Так вышло, что в тот день, когда Рамина получила уведомление о депортации на Буг, я крутился на рынке.
Мамаши парней, желавших жениться, присматривали им невест. Найдя подходящую девушку, которая была не прочь пойти под венец, они приглашали ее вместе с родителями в гости. Жены зажиточных румынских крестьян щеголяли в ожерельях из золотых талеров Франца-Иосифа. Те, что желали показать себя во всей красе, поигрывали золотой монетой на длинном шнурке и то и дело перебрасывали ее через плечо, словно подмигивая назад. Мужчины оборачивались и смотрели на их бедра, потом на золото, и от всего этого у них кружилась голова.
По рынку ходили торговцы всякой всячиной, сапожники и шляпники, столяры и кузовщики, фокусники и огнеглотатели, бродяги и зеваки. Одна женщина продавала пряники и печенья, заворачивая их в газетную бумагу. Ее муж шел перед повозкой и бил в барабан. Ткач предлагал сукна и свитера, кожевник — кожу для подметок. Иногда попадались обрученные пары, искавшие под присмотром родителей туфли для невесты. Фифа, сельский кузнец, продавал «клецкодавы» — складные ножи с деревянной рукояткой, они пользовались большим спросом у молодых мужчин.
Иногда, когда людской поток редел, мне удавалось увидеть Катицу. Она держала костюмы и платья, пока ее мать расхваливала товар покупателям. Сарело тоже был там и размахивал своими ножами. Как всегда, он говорил, что, если надо, его ножи разрежут даже ветер. Люди смеялись, и таким образом он завоевывал их расположение. Если кто-нибудь отказывался покупать, начав торговаться, Сарело проклинал его. А цыганских проклятий боялись.
Но в тот день что-то пошло не так, Сарело был рассеян и упустил много покупателей. Он сидел, расставив ноги, и с отсутствующим взглядом ковырял ножом землю. Я остановился перед ним, на его подошвах запеклась толстая корка грязи, а светлые волосы спутались и растрепались.
— Твоя мать наверняка была бы недовольна, что ты так мучаешь землю, — сказал я.
— Заткнись, у меня другие заботы.
— Это какие же?
— Сегодня утром нам пришло письмо, но мы не можем его прочитать. Мы ведь никогда не получали почту. Смогли разобрать только одно слово, которое часто видели в городе: «жандармерия». А это не к добру.
— Так я могу прочитать.
— По-румынски я читаю лучше тебя, — влезла Катица, незаметно подошедшая к нам.
Мы покинули шумную ярмарку и втроем отправились к Рамине. Сарело шел в нескольких шагах впереди и все ножи, кроме одного, нес в кожаном мешочке на поясе. Один нож ему был нужен для боя с тенью, с неведомым противником, которого видел только он. Снова и снова он наносил удары перед собой, точно воздух был плотным веществом.

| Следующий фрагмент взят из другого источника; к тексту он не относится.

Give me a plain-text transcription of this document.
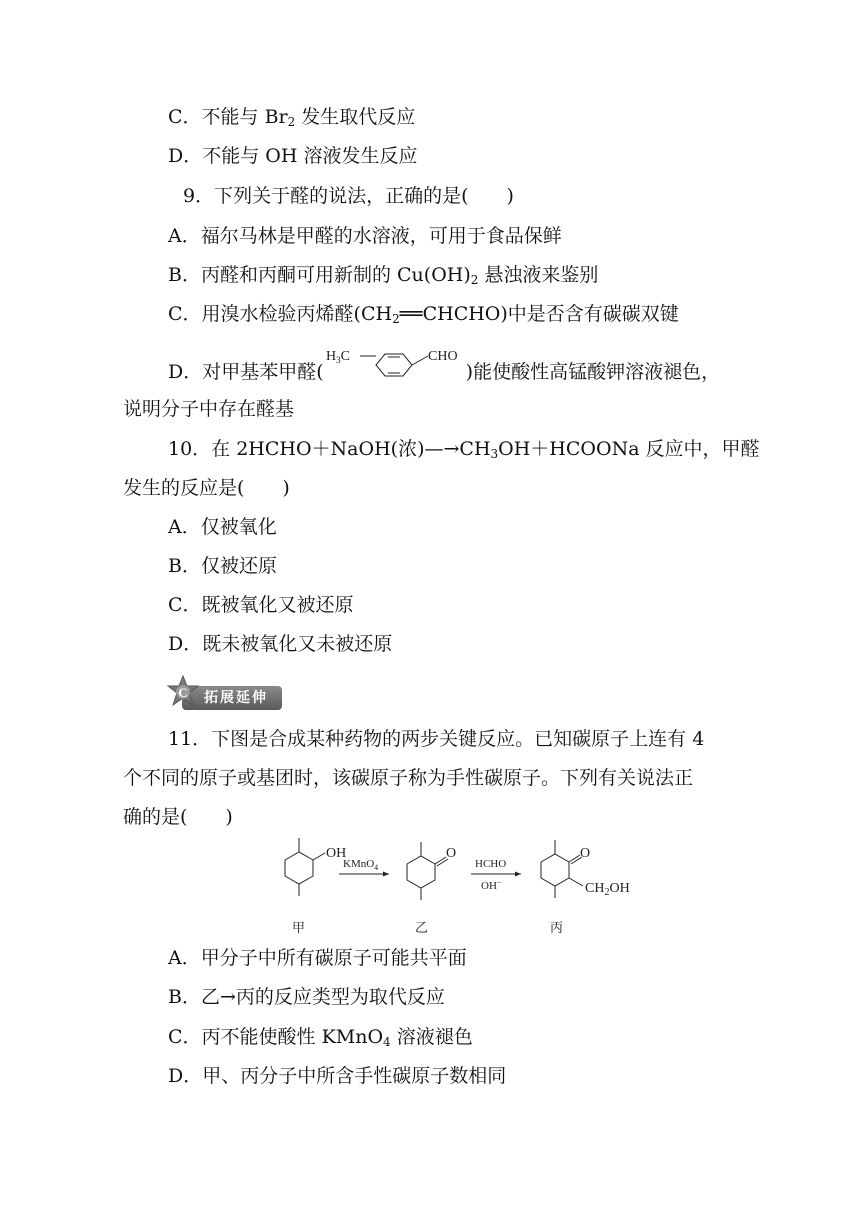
C．不能与 $Br_2$ 发生取代反应
D．不能与 OH 溶液发生反应
9．下列关于醛的说法，正确的是(　　)
A．福尔马林是甲醛的水溶液，可用于食品保鲜
B．丙醛和丙酮可用新制的 $Cu(OH)_2$ 悬浊液来鉴别
C．用溴水检验丙烯醛$(CH_2══CHCHO)$中是否含有碳碳双键
D．对甲基苯甲醛(
$H_3C$	CHO
)能使酸性高锰酸钾溶液褪色，
说明分子中存在醛基
10．在 2HCHO＋NaOH(浓)$—\to CH_3OH+HCOONa$ 反应中，甲醛
发生的反应是(　　)
A．仅被氧化
B．仅被还原
C．既被氧化又被还原
D．既未被氧化又未被还原
拓展延伸
C
11．下图是合成某种药物的两步关键反应。已知碳原子上连有 4
个不同的原子或基团时，该碳原子称为手性碳原子。下列有关说法正
确的是(　　)
OH
甲
KMnO$_4$
O
乙
HCHO
OH−
O
$CH_2OH$
丙
A．甲分子中所有碳原子可能共平面
B．乙→丙的反应类型为取代反应
C．丙不能使酸性 KMnO$_4$ 溶液褪色
D．甲、丙分子中所含手性碳原子数相同
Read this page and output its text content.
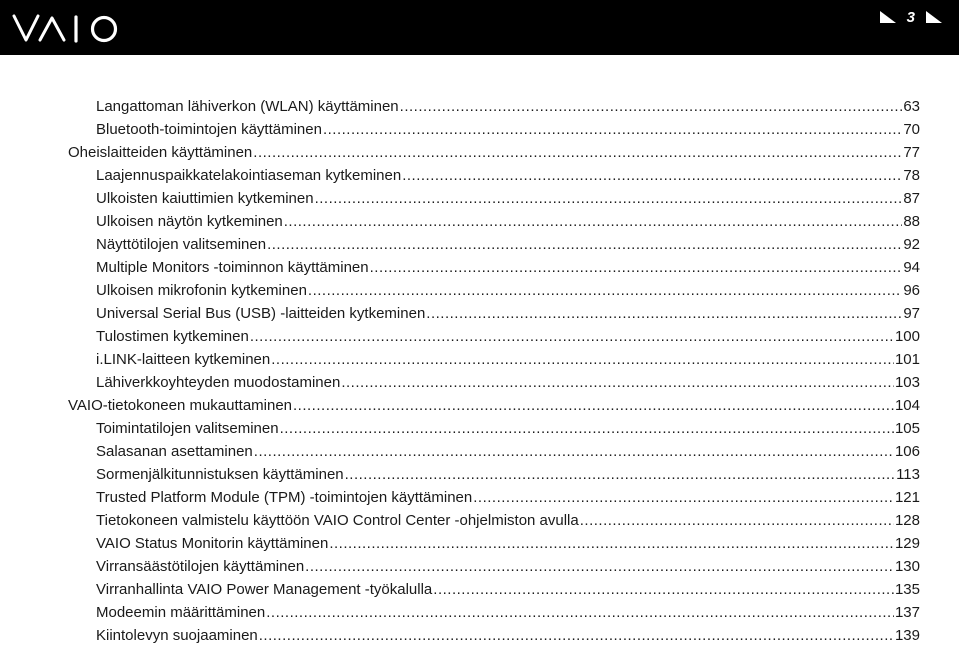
3
Langattoman lähiverkon (WLAN) käyttäminen .....	63
Bluetooth-toimintojen käyttäminen .....	70
Oheislaitteiden käyttäminen .....	77
Laajennuspaikkatelakointiaseman kytkeminen .....	78
Ulkoisten kaiuttimien kytkeminen .....	87
Ulkoisen näytön kytkeminen .....	88
Näyttötilojen valitseminen .....	92
Multiple Monitors -toiminnon käyttäminen .....	94
Ulkoisen mikrofonin kytkeminen .....	96
Universal Serial Bus (USB) -laitteiden kytkeminen .....	97
Tulostimen kytkeminen .....	100
i.LINK-laitteen kytkeminen .....	101
Lähiverkkoyhteyden muodostaminen .....	103
VAIO-tietokoneen mukauttaminen .....	104
Toimintatilojen valitseminen .....	105
Salasanan asettaminen .....	106
Sormenjälkitunnistuksen käyttäminen .....	113
Trusted Platform Module (TPM) -toimintojen käyttäminen .....	121
Tietokoneen valmistelu käyttöön VAIO Control Center -ohjelmiston avulla .....	128
VAIO Status Monitorin käyttäminen .....	129
Virransäästötilojen käyttäminen .....	130
Virranhallinta VAIO Power Management -työkalulla .....	135
Modeemin määrittäminen .....	137
Kiintolevyn suojaaminen .....	139
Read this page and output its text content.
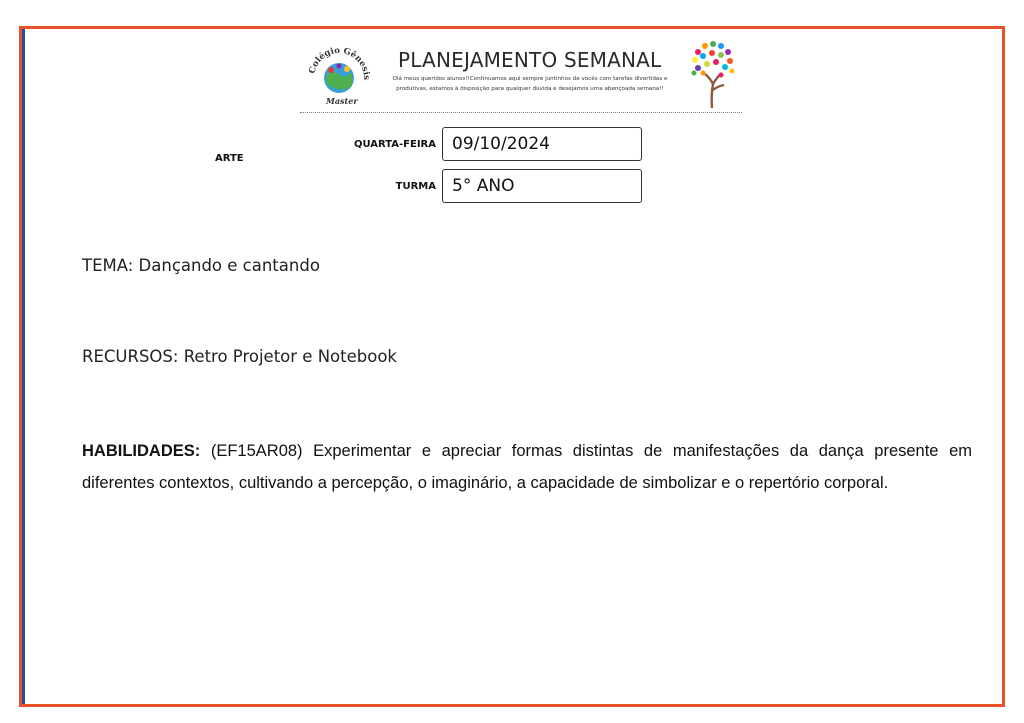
Colégio Gênesis
Master
PLANEJAMENTO SEMANAL
Olá meus queridos alunos!!Continuamos aqui sempre juntinhos de vocês com tarefas divertidas e produtivas, estamos à disposição para qualquer dúvida e desejamos uma abençoada semana!!
ARTE
QUARTA-FEIRA 09/10/2024
TURMA 5° ANO
TEMA: Dançando e cantando
RECURSOS: Retro Projetor e Notebook
HABILIDADES: (EF15AR08) Experimentar e apreciar formas distintas de manifestações da dança presente em diferentes contextos, cultivando a percepção, o imaginário, a capacidade de simbolizar e o repertório corporal.
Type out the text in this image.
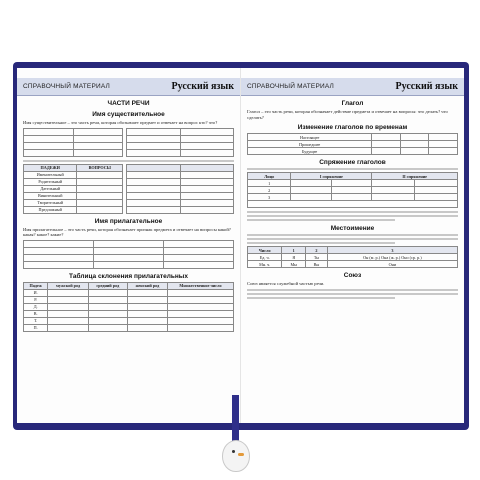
СПРАВОЧНЫЙ МАТЕРИАЛ	Русский язык
ЧАСТИ РЕЧИ
Имя существительное
Имя существительное – это часть речи, которая обозначает предмет и отвечает на вопрос кто? что?

ПАДЕЖИ	ВОПРОСЫ
Именительный	
Родительный	
Дательный	
Винительный	
Творительный	
Предложный	

Имя прилагательное
Имя прилагательное – это часть речи, которая обозначает признак предмета и отвечает на вопросы какой? какая? какое? какие?

Таблица склонения прилагательных
Падеж	мужской род	средний род	женский род	Множественное число
И.				
Р.				
Д.				
В.				
Т.				
П.				
СПРАВОЧНЫЙ МАТЕРИАЛ	Русский язык
Глагол
Глагол – это часть речи, которая обозначает действие предмета и отвечает на вопросы: что делать? что сделать?
Изменение глаголов по временам
Настоящее			
Прошедшее			
Будущее			
Спряжение глаголов
Лицо	I спряжение		II спряжение	
1				
2				
3				

Местоимение
Число	1	2	3
Ед. ч.	Я	Ты	Он (м. р.) Она (ж. р.) Оно (ср. р.)
Мн. ч.	Мы	Вы	Они
Союз
Союз является служебной частью речи.
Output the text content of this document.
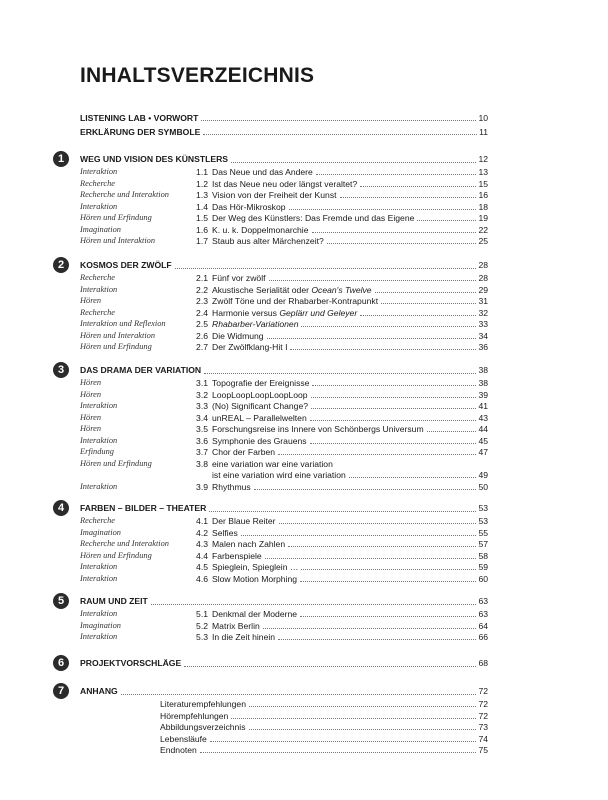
INHALTSVERZEICHNIS
LISTENING LAB • VORWORT	10
ERKLÄRUNG DER SYMBOLE	11
1	WEG UND VISION DES KÜNSTLERS	12
Interaktion	1.1 Das Neue und das Andere	13
Recherche	1.2 Ist das Neue neu oder längst veraltet?	15
Recherche und Interaktion	1.3 Vision von der Freiheit der Kunst	16
Interaktion	1.4 Das Hör-Mikroskop	18
Hören und Erfindung	1.5 Der Weg des Künstlers: Das Fremde und das Eigene	19
Imagination	1.6 K. u. k. Doppelmonarchie	22
Hören und Interaktion	1.7 Staub aus alter Märchenzeit?	25
2	KOSMOS DER ZWÖLF	28
Recherche	2.1 Fünf vor zwölf	28
Interaktion	2.2 Akustische Serialität oder Ocean's Twelve	29
Hören	2.3 Zwölf Töne und der Rhabarber-Kontrapunkt	31
Recherche	2.4 Harmonie versus Geplärr und Geleyer	32
Interaktion und Reflexion	2.5 Rhabarber-Variationen	33
Hören und Interaktion	2.6 Die Widmung	34
Hören und Erfindung	2.7 Der Zwölfklang-Hit I	36
3	DAS DRAMA DER VARIATION	38
Hören	3.1 Topografie der Ereignisse	38
Hören	3.2 LoopLoopLoopLoopLoop	39
Interaktion	3.3 (No) Significant Change?	41
Hören	3.4 unREAL – Parallelwelten	43
Hören	3.5 Forschungsreise ins Innere von Schönbergs Universum	44
Interaktion	3.6 Symphonie des Grauens	45
Erfindung	3.7 Chor der Farben	47
Hören und Erfindung	3.8 eine variation war eine variation
ist eine variation wird eine variation	49
Interaktion	3.9 Rhythmus	50
4	FARBEN – BILDER – THEATER	53
Recherche	4.1 Der Blaue Reiter	53
Imagination	4.2 Selfies	55
Recherche und Interaktion	4.3 Malen nach Zahlen	57
Hören und Erfindung	4.4 Farbenspiele	58
Interaktion	4.5 Spieglein, Spieglein …	59
Interaktion	4.6 Slow Motion Morphing	60
5	RAUM UND ZEIT	63
Interaktion	5.1 Denkmal der Moderne	63
Imagination	5.2 Matrix Berlin	64
Interaktion	5.3 In die Zeit hinein	66
6	PROJEKTVORSCHLÄGE	68
7	ANHANG	72
Literaturempfehlungen	72
Hörempfehlungen	72
Abbildungsverzeichnis	73
Lebensläufe	74
Endnoten	75
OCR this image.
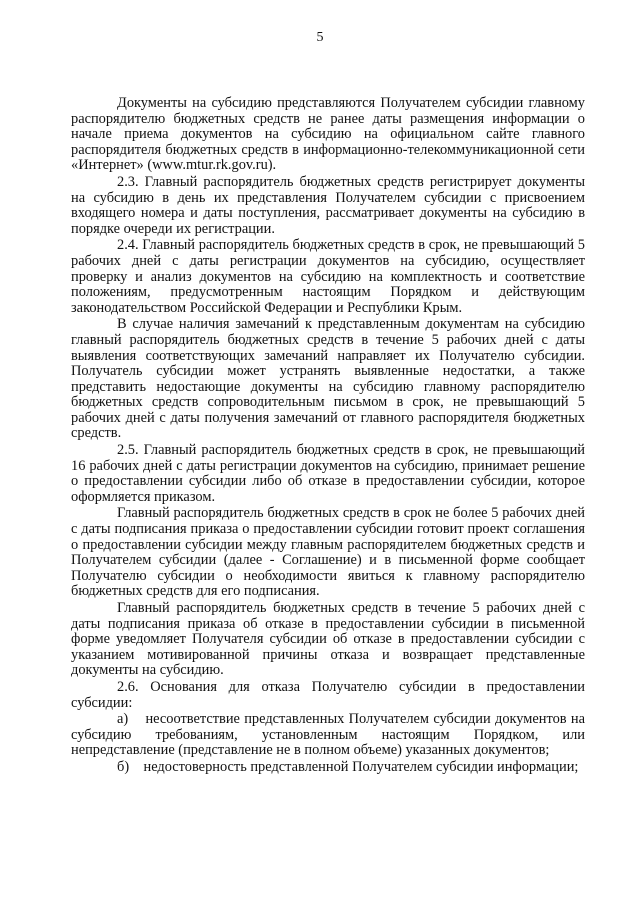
5

Документы на субсидию представляются Получателем субсидии главному распорядителю бюджетных средств не ранее даты размещения информации о начале приема документов на субсидию на официальном сайте главного распорядителя бюджетных средств в информационно-телекоммуникационной сети «Интернет» (www.mtur.rk.gov.ru).

2.3. Главный распорядитель бюджетных средств регистрирует документы на субсидию в день их представления Получателем субсидии с присвоением входящего номера и даты поступления, рассматривает документы на субсидию в порядке очереди их регистрации.

2.4. Главный распорядитель бюджетных средств в срок, не превышающий 5 рабочих дней с даты регистрации документов на субсидию, осуществляет проверку и анализ документов на субсидию на комплектность и соответствие положениям, предусмотренным настоящим Порядком и действующим законодательством Российской Федерации и Республики Крым.

В случае наличия замечаний к представленным документам на субсидию главный распорядитель бюджетных средств в течение 5 рабочих дней с даты выявления соответствующих замечаний направляет их Получателю субсидии. Получатель субсидии может устранять выявленные недостатки, а также представить недостающие документы на субсидию главному распорядителю бюджетных средств сопроводительным письмом в срок, не превышающий 5 рабочих дней с даты получения замечаний от главного распорядителя бюджетных средств.

2.5. Главный распорядитель бюджетных средств в срок, не превышающий 16 рабочих дней с даты регистрации документов на субсидию, принимает решение о предоставлении субсидии либо об отказе в предоставлении субсидии, которое оформляется приказом.

Главный распорядитель бюджетных средств в срок не более 5 рабочих дней с даты подписания приказа о предоставлении субсидии готовит проект соглашения о предоставлении субсидии между главным распорядителем бюджетных средств и Получателем субсидии (далее - Соглашение) и в письменной форме сообщает Получателю субсидии о необходимости явиться к главному распорядителю бюджетных средств для его подписания.

Главный распорядитель бюджетных средств в течение 5 рабочих дней с даты подписания приказа об отказе в предоставлении субсидии в письменной форме уведомляет Получателя субсидии об отказе в предоставлении субсидии с указанием мотивированной причины отказа и возвращает представленные документы на субсидию.

2.6. Основания для отказа Получателю субсидии в предоставлении субсидии:

а) несоответствие представленных Получателем субсидии документов на субсидию требованиям, установленным настоящим Порядком, или непредставление (представление не в полном объеме) указанных документов;

б) недостоверность представленной Получателем субсидии информации;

— Ты поосторожнее с ножом, — сказал я.
— Осторожным нужно быть, только когда ветер поднимается, — ответил он. — Мать говорит, раньше он был совсем диким и уничтожал все, что создавал человек. Потом Бог загнал его в пещеру, а перед входом поставил старую слепую женщину, которая все время вяжет, чтобы скоротать время. Она затыкает вход в пещеру клубком шерстяных ниток, но, когда он укатывается и ей приходится его искать, ветер может сбежать. Вот тогда надо быть осторожным, чтобы не разозлить ветер, иначе он опять все разрушит.
— И ты веришь в то, что говорит твоя мать? — спросила Катица.
— Я думаю, она сумасшедшая, но все-таки кое во что верю. Например, она говорит, что у меня вообще нет отца, а забеременела она от ветра, — ответил Сарело.
— Она и про меня так говорит. Ты никогда не хотел узнать, кто твой отец? — спросил я.
— Зачем это? У меня здесь есть все, что нужно. Вы нам даете еду, а ножами я зарабатываю на остальное. Мне не хватает только одного — немного земли, где я мог бы быть хозяином. Тогда нам не пришлось бы сидеть на этом дурацком холме.